Pertama, aspek pencegahan (prefentif). Secara detil, Islam menetapkan sejumlah aturan hukum syarak tentang pergaulan laki-laki dan perempuan, yaitu (1) mewajibkan perempuan menutup aurat secara sempurna saat beraktifitas di area publik atau saat berhadapan dengan laki-laki non mahramnya. Yaitu dengan memakai jilbab (berupa pakaian luar yang panjang, longgar dan tidak tipis, seperti gamis atau jubah), serta kerudung (khimar) yang menutupi kepala hingga terhampar menutupi dada; (2) kewajiban menundukkan pandangan (ghoddul bashor) bagi laki-laki dan perempuan; (3) Larangan berkhalwat (bersepi-sepi atau berinteraksi khusus berdua saja dengan laki-laki non mahram; (4) larangan perempuan untuk tabarruj (berhias berlebihan di hadapan non mahram); (5) larangan bagi laki-laki dan perempuan untuk mendekati zina (seperti pacaran, teman tapi mesra dan lain-lain), juga larangan berzina; (6) memerintahkan perempuan didampingi mahram saat melakukan safar (perjalanan lebih dari sehari semalam) dalam rangka menjaga kehormatannya; dan; (7) memerintahkan untuk memisahkan tempat tidur anak jika telah berusia 10 tahun, dan sebagainya.

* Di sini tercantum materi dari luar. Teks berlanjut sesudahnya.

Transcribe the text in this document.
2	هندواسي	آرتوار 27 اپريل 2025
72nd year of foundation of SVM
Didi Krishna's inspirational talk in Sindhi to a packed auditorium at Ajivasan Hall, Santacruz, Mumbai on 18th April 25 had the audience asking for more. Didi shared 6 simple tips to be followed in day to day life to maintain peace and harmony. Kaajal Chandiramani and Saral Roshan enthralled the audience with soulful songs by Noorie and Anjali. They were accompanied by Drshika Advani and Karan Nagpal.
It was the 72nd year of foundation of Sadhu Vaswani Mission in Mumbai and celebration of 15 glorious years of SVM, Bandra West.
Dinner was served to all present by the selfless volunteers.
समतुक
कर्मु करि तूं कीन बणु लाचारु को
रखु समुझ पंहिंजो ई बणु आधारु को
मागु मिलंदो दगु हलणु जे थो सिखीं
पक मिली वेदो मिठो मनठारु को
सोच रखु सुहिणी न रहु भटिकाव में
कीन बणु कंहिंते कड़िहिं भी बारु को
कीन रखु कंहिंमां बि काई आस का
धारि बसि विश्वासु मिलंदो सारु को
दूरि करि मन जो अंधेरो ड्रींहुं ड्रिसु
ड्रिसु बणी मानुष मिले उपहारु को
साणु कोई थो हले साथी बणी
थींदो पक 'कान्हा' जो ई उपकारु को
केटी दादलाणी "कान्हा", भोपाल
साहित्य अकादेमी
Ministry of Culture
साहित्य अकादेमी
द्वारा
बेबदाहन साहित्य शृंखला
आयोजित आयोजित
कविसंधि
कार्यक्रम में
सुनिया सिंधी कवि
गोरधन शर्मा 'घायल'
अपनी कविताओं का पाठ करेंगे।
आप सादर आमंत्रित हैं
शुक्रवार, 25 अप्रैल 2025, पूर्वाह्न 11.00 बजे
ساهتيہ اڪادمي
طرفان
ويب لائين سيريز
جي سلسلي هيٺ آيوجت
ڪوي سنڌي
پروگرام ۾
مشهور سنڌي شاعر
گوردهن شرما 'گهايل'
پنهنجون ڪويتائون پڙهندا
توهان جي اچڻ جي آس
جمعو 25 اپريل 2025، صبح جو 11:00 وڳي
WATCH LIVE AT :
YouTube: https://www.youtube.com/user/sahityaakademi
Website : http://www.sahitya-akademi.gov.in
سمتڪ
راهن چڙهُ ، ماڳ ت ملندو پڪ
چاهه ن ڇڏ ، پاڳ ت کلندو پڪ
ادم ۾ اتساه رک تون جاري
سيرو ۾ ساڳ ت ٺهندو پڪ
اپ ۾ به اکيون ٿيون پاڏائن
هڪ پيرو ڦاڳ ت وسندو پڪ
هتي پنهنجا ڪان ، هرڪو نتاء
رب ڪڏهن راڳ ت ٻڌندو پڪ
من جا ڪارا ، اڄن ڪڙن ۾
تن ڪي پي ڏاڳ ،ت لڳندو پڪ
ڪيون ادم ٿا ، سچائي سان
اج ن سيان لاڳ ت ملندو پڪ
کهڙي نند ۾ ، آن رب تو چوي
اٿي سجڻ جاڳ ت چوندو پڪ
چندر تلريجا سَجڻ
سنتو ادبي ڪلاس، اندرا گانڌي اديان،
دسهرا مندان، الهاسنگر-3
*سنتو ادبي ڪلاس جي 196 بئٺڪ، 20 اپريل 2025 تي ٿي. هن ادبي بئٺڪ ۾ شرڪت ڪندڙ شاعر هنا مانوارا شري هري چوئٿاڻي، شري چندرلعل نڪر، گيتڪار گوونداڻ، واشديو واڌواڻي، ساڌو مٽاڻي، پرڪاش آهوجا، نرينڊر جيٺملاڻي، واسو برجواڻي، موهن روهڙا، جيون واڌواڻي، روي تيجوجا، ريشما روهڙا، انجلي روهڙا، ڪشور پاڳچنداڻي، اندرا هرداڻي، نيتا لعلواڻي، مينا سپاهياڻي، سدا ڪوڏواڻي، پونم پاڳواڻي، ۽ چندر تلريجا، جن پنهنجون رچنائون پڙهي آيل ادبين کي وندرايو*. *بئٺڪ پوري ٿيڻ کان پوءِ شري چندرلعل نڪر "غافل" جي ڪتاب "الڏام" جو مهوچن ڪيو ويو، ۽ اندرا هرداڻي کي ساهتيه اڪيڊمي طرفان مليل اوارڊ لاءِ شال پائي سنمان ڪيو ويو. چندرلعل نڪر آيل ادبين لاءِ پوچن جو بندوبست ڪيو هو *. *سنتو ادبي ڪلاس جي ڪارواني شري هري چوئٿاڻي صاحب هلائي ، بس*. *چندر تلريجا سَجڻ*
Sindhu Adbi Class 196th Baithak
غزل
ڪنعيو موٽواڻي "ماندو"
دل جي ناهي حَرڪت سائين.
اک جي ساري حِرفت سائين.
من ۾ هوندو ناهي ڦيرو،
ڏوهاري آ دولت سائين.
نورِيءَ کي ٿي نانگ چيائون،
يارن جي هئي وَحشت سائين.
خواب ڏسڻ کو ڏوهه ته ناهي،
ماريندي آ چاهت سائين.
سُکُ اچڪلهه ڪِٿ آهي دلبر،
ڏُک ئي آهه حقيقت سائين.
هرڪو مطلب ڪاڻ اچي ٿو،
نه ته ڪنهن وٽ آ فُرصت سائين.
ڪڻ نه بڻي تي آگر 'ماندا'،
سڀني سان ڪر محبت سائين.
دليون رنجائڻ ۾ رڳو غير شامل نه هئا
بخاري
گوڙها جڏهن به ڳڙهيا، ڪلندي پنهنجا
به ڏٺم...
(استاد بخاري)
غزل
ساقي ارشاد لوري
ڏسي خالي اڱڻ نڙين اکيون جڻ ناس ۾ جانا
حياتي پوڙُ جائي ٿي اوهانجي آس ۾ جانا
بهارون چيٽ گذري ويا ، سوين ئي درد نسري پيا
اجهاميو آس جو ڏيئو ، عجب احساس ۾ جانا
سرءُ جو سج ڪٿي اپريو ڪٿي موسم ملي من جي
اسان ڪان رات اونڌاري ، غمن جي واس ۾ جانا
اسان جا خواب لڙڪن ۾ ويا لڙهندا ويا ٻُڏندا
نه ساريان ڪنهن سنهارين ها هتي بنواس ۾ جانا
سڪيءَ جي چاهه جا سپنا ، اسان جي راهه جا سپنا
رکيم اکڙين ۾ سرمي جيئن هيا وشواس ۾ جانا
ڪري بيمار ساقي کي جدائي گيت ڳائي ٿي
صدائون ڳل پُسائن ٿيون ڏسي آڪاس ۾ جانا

Kedua, aspek penanganan (kuratif). Yaitu berupa penegakan sistem sanksi Islam oleh pihak negara. Terdapat dua fungsi hukum dan siatem sanksi dalam Islam, yakni sebagai zawajir (memberikan efek jera) dan jawabir (penebus dosa) bagi pelaku tindak kejahatan jika dia ridho terhadap pelaksanaan sanksi tersebut dan benar-benar bertaubat pada Rabb nya. Hukum sanksi Islam tersebut berlaku sama dan adil bagi setiap warga negaranya, tanpa pandang bulu.

Ketiga, aspek pendidikan dan pembinaan (edukatif) oleh negara. Yaitu melalui pemberlakuan sistem pendidikan dengan kurikulum berbasis akidah Islam. Individu dan masyarakat akan terbina dengan Islam, sehingga menjadikan syariat Islam sebagai standar perbuatan. Bukan liberal. Ketika individu bertakwa, masyarakat aktif berdakwah, menghidupkan amar makruf nahi mungkar, maka kejahatan dan kriminalitas bisa terminimalisasi dengan baik.

Keempat, peran negara. Semua aspek tersebut tidak akan bisa berjalan tanpa peran negara. Karena negaralah pihak yang paling bertanggung jawab melaksanakan dan mewujudkan perlindungan dan keamanan bagi rakyatnya termasuk anak. Sistem pendidikan dan tata pergaulan Islam pun tidak bisa terlaksana tanpa kehadiran negara sebagai penerap syariat secara kaffah.

Negara juga yang mampu melakukan kontrol terhadap media serta propaganda liberal sekuler yang merusak moral generasi. Negara yang dapat menghentikan itu semua.

Demikianlah solusi tuntas terhadap problem kejahatan dan kekerasan seksual yang dituntunkan oleh Islam. Ketika semua aspek perlindungan, pencegahan, penanganan, edukasi dan sistem sanksi dijalankan secara utuh oleh negara, akan mengakhiri segala bentuk kekerasan dan kejahatan tersebut.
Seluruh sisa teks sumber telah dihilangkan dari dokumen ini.